Who was Kansi and why did he kill the two CIA operatives? The answers are still not clear. Some have suggested that he was an Iranian agent; others say he was a CIA operative betrayed by the men who later became his victims. The big question is how he got into the US and how he got out despite a full alert. His Pakistani passport had expired in March 1992 and according to Pakistani officials had not been renewed. What did he travel on? Aimal Kansi's life in the US also had its mysterious aspects. On arrival in March 1991 - on a business visa - he sought asylum, claiming that he was persecuted in Pakistan for supporting the Balochi separatist cause. Not only did he get permission to stay but also got a job with Excel Courier Inc. on a salary of $700 a week, an unusual windfall for one with limited qualification. The company is owned by Chris Marchetti, son of Victor Marchetti, a former CIA official who had once been an aide to its Director, Richard Helms. The Kansi family lives in Quetta, a city from where the CIA had engaged in covert operations during the Afghan war years. Apart from anything else, the Kansi case suggests that there is a network within the US capable of helping men like Kansi to flee justice after committing a heinous crime.

Fugitive at Large

Kansi is reported to have flown to Karachi from Washington D.C., and from there to his home town, Quetta, the capital of the Balochistan Province in Pakistan. In Quetta, he went home, had a meal with his family, and subsequently disappeared without an apparent trace. From time to time he was reported to have been spotted but nobody could get a fix on him. In 1994 January, a Pakistani correspondent claimed that he had met Kansi in Sehwan in Sindh. The correspondent, who happened to be in Sehwan for a visit, saw a clean-shaven, fair and tall person and said he recognised him immediately as Aimal Kansi. Pictures of Kansi have appeared on wanted posters all over the world. Between puffs of hashish, the person said that he was in the transport business in Karachi; but refused to give his residential address in that city. Kansi was apparaently very impressed by the quality of the hashish available in Sehwan. After this chance encounter Kansi disappeared from the hotel and was never seen again.

The Arrest

According to the Washington Post, "Government officials said U.S. investigators, working with Pakistani military and intelligence officials, launched at least one operation to lure Kansi across the mountain passes from Afghanistan into a trap. In the end, judging from the FBI's and CIA's statement saying that "Afghan individuals" had delivered up Kansi, it appeared on Tuesday night that word of a rich reward for Kansi's capture had reached a tribal leader in Afghanistan.
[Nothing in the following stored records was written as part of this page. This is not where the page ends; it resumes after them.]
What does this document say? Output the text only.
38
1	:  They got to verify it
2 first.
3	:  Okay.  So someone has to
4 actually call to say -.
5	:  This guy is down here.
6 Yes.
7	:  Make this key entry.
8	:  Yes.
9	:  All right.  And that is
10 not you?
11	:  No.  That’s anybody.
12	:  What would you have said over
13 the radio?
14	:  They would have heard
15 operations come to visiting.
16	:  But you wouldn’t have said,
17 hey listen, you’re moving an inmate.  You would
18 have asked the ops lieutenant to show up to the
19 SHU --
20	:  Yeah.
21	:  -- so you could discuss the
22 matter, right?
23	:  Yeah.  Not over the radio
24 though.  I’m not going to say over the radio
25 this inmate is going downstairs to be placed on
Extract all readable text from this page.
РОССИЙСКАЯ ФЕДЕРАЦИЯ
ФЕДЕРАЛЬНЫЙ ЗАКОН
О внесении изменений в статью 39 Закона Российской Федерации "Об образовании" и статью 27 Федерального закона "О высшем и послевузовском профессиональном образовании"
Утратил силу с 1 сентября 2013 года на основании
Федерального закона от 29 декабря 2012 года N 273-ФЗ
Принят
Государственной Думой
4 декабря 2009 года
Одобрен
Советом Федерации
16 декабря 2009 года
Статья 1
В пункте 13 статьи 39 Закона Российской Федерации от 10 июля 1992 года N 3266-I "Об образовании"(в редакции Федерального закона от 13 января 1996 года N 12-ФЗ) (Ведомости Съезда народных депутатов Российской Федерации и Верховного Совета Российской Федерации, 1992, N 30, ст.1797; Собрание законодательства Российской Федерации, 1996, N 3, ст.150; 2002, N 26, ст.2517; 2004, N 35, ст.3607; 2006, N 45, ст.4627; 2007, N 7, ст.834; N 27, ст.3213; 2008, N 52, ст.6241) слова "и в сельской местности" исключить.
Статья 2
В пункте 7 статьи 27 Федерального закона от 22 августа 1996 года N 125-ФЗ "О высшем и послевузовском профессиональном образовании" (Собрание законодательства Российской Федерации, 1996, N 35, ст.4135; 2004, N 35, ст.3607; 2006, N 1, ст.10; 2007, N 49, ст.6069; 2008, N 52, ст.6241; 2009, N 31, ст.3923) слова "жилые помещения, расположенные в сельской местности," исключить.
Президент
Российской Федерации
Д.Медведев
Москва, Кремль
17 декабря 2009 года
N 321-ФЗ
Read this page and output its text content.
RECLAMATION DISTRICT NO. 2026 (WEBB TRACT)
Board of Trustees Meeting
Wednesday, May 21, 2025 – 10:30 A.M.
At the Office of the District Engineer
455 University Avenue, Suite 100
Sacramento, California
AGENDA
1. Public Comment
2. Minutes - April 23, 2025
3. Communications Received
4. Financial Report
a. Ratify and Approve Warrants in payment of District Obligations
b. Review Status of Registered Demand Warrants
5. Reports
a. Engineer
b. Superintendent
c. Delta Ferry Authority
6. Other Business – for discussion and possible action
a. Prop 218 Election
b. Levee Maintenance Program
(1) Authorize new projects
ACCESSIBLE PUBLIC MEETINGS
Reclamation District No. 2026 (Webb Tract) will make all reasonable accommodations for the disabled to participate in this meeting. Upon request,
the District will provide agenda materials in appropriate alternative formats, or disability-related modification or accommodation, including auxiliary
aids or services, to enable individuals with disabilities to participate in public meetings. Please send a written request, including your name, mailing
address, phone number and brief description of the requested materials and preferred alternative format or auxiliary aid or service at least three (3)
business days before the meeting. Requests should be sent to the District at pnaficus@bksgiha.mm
"Federal investigators have said in interviews over the last three years that they still do not know the source of the rage against the United States. They said it might have to do with the death of his father, or his uncle -- a Pakistani government official killed in an 1984 ambush in Quetta -- or a friend who had fought with the CIA-backed rebels in Afghanistan. But they noted that Kansi is a member of the Pathan tribe, which flourishes on both sides of the Kyhber Pass linking Pakistan and Afghanistan, and that an old Pathan saying states that 100 years is too short a time to wait for revenge."